Implementing Shading Models in GLSL

Gouraud shading interpolates vertex colors across the surface of a polygon. Illumination is computed at the vertices, and the resulting colors are linearly interpolated across fragments..

This approach is computationally efficient, but the approximation is evident in scenes with coarse tessellation. I see some lighting discontinuities, and highlights can appear muted or misplaced. Nonetheless, Gouraud shading remains a historically important model and is impressive in how much visual coherence can be achieved with minimal per-fragment computation.

Texture mapping associates surface coordinates with image data. The checkerboard texture is a canonical test case because it emphasizes both the correctness of UV parameterization and the interpolation across curved surfaces.
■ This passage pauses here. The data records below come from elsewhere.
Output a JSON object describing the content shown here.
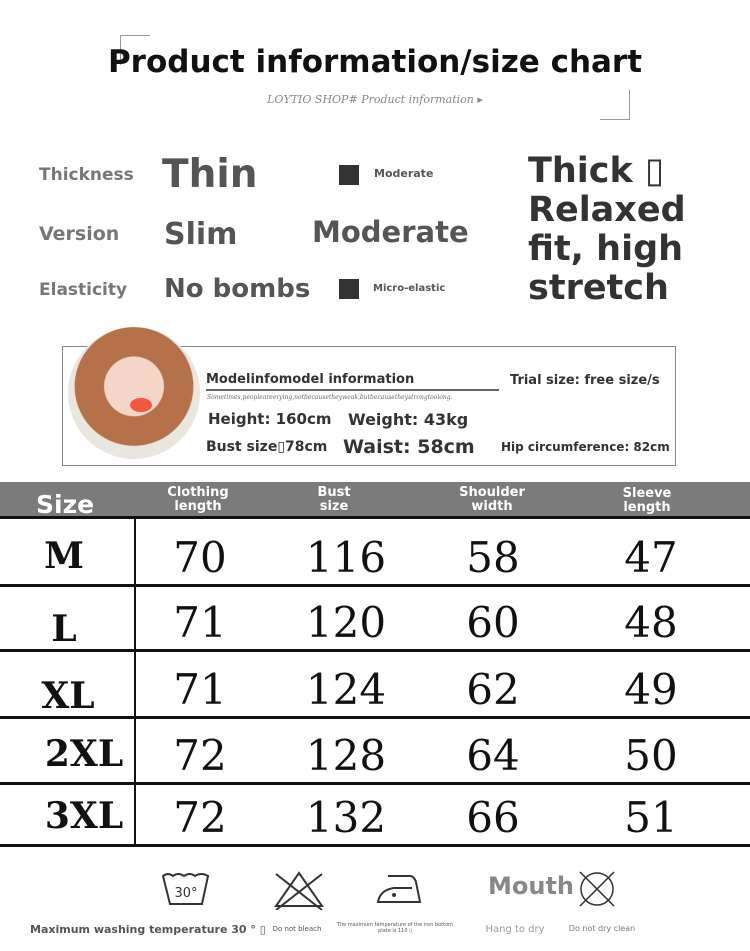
{
  "header": {
    "title": "Product information/size chart",
    "subtitle": "LOYTIO SHOP#  Product information ▸"
  },
  "attributes": {
    "thickness": {
      "label": "Thickness",
      "options": [
        "Thin",
        "Moderate",
        "Thick ▯"
      ]
    },
    "version": {
      "label": "Version",
      "options": [
        "Slim",
        "Moderate",
        "Relaxed fit, high stretch"
      ]
    },
    "elasticity": {
      "label": "Elasticity",
      "options": [
        "No bombs",
        "Micro-elastic"
      ]
    }
  },
  "model": {
    "heading": "Modelinfomodel information",
    "tagline": "Sometimes,peopleareerying,notbecausetheyweak,butbecausetheystrongtoolong.",
    "trial": "Trial size: free size/s",
    "height": "Height: 160cm",
    "weight": "Weight: 43kg",
    "bust": "Bust size▯78cm",
    "waist": "Waist: 58cm",
    "hip": "Hip circumference: 82cm"
  },
  "table": {
    "headers": [
      "Size",
      "Clothing length",
      "Bust size",
      "Shoulder width",
      "Sleeve length"
    ],
    "rows": [
      [
        "M",
        "70",
        "116",
        "58",
        "47"
      ],
      [
        "L",
        "71",
        "120",
        "60",
        "48"
      ],
      [
        "XL",
        "71",
        "124",
        "62",
        "49"
      ],
      [
        "2XL",
        "72",
        "128",
        "64",
        "50"
      ],
      [
        "3XL",
        "72",
        "132",
        "66",
        "51"
      ]
    ]
  },
  "care": {
    "wash_symbol": "30°",
    "wash": "Maximum washing temperature 30 ° ▯",
    "bleach": "Do not bleach",
    "iron": "The maximum temperature of the iron bottom plate is 110 ▯",
    "mouth": "Mouth",
    "dry": "Hang to dry",
    "dryclean": "Do not dry clean"
  },
  "colors": {
    "header_bar": "#7b7b7b",
    "lips": "#f2593b"
  }
}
Here, the shader samples from a procedurally defined checkerboard pattern mapped to a sphere. The result illustrates how texture coordinates, once bound to geometry, allow arbitrary visual detail to be introduced without increasing geometric complexity.

Now we combine both interpolated shading with a texture map. In this implementation, per-fragment illumination is computed and then modulated by a texture. The texture provides high-frequency detail, while the shading model provides low-frequency lighting variation.

This dual contribution mirrors how real-world surfaces behave: the underlying material (texture) interacts with global lighting conditions (shading). Implementing this model deepened my appreciation for how compositional shading techniques allow relatively simple algorithms to achieve rich results.

Normal mapping is a powerful technique for adding apparent geometric complexity without modifying the mesh itself. Instead of relying solely on interpolated surface normals, the shader samples a normal vector from a texture (a normal map) and uses it in the lighting calculation.

This one was particularly interesting. A flat plane or cube face can appear to have detailed bumps, grooves, or surface irregularities, and this can be achieved at negligible geometric cost. This study brings light to the importance of tangent space, normal map encoding, and consistent coordinate transforms. Errors in these calculations produce immediately visible artifacts.

Toon shading (or cel shading) departs from physical realism in favor of stylization. Instead of computing continuous variations in shading, the illumination is quantized into discrete bands. Edges may be emphasized through outline detection or color thresholds.

This is my favorite shader as it illustrates how aesthetic goals can diverge from physical accuracy while still relying on the same underlying data. The fragment shader becomes a site of artistic control: the same inputs that produce photorealism under one algorithm can produce stylized, illustrative results under another.

It's interesting to see how both physically inspired models (e.g., normal mapping) and stylized models (e.g., toon shading) shows how flexible GLSL is as a medium that opens up oppurtunities to a wide range of representational goals.

This exploration provided a structured way to connect theoretical models of shading to practical implementation, reinforcing both the mathematical underpinnings of graphics and the expressive potential of shader programming. It's nice to understand the historical context of modern graphics, which have evolved into highly impressive techniques today.